Un tel homme, même quand il travaille, se tient en repos. L'impie, en revanche, même quand il est au repos, travaille. Il en va de même dans l'ordre naturel : toute chose qui se tient en dehors de la simplicité et de l'unité du point central est prise dans le mouvement et l'agitation ; et un cercle est emporté avec d'autant plus de violence qu'il est plus éloigné de l'immobilité de son centre, c'est-à-dire de son axe. Oui, les impies tournent en rond (Ps 11, 9). C'est pourquoi ils ne peuvent entrer dans ce désirable repos intérieur et éternel. C'est pourquoi ruine et malheur se présentent sur leurs chemins, puisqu'ils n'ont pas trouvé le chemin de la paix (Ps 13, 3) ; ils ne l'ont pas même cherché, et ils ne peuvent donc dire : En tout j'ai cherché le repos. Il aurait fallu pour cela que dans la multiplicité de leurs actions, par lesquelles ils se laissent troubler et ils provoquent du trouble, ils aient visé et recherché l'unique nécessaire (Lc 10, 42).
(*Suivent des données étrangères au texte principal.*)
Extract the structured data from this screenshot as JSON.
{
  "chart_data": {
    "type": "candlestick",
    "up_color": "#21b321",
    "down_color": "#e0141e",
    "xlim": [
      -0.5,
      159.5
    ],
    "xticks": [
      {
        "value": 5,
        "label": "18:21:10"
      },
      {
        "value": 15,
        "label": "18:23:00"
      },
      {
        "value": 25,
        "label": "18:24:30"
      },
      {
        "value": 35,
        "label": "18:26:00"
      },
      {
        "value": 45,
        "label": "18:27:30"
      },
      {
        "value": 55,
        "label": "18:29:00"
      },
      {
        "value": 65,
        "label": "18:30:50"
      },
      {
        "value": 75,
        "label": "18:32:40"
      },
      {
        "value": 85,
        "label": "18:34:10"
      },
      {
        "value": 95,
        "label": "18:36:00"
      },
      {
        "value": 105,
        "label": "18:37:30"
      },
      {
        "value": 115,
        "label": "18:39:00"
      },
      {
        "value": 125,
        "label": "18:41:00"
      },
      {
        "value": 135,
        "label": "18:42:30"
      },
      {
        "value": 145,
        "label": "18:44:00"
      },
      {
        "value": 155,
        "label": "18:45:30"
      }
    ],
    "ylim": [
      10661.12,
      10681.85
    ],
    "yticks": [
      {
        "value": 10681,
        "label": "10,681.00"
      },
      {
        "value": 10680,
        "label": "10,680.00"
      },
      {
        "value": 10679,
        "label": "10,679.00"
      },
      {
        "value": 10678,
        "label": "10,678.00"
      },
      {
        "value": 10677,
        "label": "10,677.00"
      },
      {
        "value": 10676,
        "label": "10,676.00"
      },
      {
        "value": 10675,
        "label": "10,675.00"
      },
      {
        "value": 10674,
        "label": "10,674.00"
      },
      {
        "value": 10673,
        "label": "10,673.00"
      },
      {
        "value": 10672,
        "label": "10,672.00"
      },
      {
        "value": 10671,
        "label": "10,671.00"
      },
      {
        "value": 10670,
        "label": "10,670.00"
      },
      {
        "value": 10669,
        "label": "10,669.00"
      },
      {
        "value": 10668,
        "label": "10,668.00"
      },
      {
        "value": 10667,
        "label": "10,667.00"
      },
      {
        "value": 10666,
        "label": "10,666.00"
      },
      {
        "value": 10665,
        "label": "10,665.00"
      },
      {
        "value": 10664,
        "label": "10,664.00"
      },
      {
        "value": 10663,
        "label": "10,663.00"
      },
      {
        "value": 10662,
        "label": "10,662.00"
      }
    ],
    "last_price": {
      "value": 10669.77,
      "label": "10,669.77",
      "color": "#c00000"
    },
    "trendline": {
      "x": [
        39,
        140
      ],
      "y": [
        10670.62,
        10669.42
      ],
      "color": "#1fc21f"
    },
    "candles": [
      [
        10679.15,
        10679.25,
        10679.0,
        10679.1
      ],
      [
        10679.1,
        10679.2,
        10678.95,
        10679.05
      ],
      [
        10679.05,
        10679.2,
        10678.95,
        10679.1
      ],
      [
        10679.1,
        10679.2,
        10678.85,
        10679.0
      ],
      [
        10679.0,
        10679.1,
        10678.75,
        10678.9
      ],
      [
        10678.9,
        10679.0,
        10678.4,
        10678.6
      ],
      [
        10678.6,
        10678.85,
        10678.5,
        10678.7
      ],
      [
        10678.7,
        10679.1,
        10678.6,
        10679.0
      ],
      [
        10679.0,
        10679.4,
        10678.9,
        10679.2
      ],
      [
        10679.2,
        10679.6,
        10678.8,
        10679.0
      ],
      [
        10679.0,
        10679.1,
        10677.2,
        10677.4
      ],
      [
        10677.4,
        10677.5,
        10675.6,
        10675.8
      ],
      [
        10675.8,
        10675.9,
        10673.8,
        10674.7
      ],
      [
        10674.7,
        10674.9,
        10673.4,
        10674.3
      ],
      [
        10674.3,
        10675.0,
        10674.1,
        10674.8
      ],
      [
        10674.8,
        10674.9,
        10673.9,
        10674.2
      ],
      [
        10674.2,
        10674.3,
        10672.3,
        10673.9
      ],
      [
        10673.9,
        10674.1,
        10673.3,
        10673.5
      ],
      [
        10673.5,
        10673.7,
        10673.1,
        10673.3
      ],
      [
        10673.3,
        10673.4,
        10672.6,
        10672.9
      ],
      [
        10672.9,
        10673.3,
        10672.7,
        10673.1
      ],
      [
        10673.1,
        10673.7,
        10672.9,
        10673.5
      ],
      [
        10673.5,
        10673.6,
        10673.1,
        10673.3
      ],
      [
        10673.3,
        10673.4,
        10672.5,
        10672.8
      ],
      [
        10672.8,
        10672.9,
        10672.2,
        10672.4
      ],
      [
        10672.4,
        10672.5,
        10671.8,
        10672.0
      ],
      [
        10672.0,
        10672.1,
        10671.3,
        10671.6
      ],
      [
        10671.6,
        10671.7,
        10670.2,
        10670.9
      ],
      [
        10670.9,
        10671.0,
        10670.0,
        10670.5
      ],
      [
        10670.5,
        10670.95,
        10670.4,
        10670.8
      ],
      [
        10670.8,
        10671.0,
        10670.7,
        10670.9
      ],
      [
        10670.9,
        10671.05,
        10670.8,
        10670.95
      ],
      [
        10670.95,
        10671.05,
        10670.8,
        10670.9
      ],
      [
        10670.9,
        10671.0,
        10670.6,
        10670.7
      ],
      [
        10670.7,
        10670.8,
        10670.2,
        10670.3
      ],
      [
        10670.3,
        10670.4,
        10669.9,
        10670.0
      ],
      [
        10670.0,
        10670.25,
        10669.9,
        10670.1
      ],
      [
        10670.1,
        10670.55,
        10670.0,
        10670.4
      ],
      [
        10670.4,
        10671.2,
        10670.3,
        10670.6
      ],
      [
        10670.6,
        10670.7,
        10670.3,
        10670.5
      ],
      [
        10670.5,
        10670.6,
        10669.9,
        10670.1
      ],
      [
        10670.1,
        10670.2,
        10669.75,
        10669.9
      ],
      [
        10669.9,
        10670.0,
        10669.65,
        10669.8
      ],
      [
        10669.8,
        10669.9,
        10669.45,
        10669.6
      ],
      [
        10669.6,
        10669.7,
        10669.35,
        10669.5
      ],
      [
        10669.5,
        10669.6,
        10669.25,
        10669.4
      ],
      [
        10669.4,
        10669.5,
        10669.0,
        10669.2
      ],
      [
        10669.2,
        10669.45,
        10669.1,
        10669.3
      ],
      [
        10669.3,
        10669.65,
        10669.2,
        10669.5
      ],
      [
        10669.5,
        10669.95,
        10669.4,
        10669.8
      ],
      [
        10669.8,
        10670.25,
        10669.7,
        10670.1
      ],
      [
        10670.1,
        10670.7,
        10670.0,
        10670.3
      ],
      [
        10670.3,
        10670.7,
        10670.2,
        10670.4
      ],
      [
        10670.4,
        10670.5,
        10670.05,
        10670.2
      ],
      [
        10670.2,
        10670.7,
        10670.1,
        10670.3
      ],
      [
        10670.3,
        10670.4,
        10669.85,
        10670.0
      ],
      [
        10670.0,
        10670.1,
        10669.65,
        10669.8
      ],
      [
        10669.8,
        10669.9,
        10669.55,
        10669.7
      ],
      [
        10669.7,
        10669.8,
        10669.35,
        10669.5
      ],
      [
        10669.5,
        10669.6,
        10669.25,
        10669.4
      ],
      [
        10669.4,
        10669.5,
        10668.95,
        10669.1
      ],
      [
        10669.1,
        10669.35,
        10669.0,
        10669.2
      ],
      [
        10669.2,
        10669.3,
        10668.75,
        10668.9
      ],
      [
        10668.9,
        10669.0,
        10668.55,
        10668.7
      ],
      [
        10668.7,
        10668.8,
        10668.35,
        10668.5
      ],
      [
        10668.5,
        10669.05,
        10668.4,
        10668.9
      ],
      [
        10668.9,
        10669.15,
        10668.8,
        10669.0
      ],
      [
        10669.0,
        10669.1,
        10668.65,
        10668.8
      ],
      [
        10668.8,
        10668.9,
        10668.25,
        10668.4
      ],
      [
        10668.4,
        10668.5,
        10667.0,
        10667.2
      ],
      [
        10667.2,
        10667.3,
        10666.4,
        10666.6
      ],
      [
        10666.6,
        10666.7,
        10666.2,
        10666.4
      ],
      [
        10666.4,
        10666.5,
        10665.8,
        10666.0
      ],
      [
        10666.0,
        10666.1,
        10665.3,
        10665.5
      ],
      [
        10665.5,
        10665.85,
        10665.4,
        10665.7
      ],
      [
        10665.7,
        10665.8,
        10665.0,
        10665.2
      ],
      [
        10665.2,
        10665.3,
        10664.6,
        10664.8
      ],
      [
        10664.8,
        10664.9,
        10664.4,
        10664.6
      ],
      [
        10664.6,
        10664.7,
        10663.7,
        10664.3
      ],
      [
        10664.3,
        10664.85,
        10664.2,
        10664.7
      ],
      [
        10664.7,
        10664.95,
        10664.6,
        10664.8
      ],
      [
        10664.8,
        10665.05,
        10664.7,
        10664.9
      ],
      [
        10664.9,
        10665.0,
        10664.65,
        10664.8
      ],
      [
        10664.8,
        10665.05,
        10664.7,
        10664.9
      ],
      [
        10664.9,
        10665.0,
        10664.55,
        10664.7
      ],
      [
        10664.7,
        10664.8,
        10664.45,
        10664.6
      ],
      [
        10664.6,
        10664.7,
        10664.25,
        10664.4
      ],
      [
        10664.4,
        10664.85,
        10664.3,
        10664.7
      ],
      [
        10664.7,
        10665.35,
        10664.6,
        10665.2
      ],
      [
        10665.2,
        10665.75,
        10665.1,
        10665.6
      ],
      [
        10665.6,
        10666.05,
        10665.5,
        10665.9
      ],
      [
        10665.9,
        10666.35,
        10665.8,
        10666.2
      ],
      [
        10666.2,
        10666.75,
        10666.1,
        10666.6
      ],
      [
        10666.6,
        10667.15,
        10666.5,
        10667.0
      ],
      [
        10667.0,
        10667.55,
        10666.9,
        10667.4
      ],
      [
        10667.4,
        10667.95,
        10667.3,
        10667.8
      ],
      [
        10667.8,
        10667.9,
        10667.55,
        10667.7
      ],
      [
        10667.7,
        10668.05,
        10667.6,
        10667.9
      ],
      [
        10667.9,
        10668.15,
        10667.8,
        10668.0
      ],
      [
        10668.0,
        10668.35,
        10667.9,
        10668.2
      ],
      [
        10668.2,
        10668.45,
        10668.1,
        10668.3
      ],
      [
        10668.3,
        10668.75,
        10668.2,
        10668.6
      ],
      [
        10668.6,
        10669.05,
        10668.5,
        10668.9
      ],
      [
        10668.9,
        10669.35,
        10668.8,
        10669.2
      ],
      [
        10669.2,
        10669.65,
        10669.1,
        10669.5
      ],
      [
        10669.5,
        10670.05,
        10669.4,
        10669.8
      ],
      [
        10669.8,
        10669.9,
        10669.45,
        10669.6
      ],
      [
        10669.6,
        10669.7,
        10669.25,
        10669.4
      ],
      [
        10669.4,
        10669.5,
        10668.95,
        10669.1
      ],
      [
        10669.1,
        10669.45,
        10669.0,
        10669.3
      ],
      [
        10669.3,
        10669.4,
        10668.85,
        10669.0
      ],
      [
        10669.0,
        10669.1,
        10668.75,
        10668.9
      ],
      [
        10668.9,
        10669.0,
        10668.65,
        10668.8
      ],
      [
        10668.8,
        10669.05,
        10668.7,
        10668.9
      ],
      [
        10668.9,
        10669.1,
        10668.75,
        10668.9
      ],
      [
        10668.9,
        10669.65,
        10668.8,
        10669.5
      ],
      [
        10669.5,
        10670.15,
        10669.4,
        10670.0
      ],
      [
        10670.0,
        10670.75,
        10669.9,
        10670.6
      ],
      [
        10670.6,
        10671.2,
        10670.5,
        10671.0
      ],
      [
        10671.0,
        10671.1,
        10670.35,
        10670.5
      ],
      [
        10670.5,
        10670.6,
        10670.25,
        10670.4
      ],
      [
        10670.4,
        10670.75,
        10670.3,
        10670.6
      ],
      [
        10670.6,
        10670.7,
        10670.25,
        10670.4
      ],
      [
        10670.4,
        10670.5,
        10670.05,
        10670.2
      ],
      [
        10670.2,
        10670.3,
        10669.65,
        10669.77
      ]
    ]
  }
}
Cette parole convient plutôt aux hommes justes, eux qui peuvent dire également : Je n'ai demandé qu'une seule chose au Seigneur, et je la rechercherai (Ps 26, 4). J'ai cherché, Seigneur, ton visage ; ton visage, je le rechercherai (Ps 26, 8 LXX). S'ils travaillent, c'est uniquement par amour de ce repos ; en vérité ils préfèrent souffrir maintenant dans leur corps, mais pouvoir trouver le repos au jour de l'épreuve.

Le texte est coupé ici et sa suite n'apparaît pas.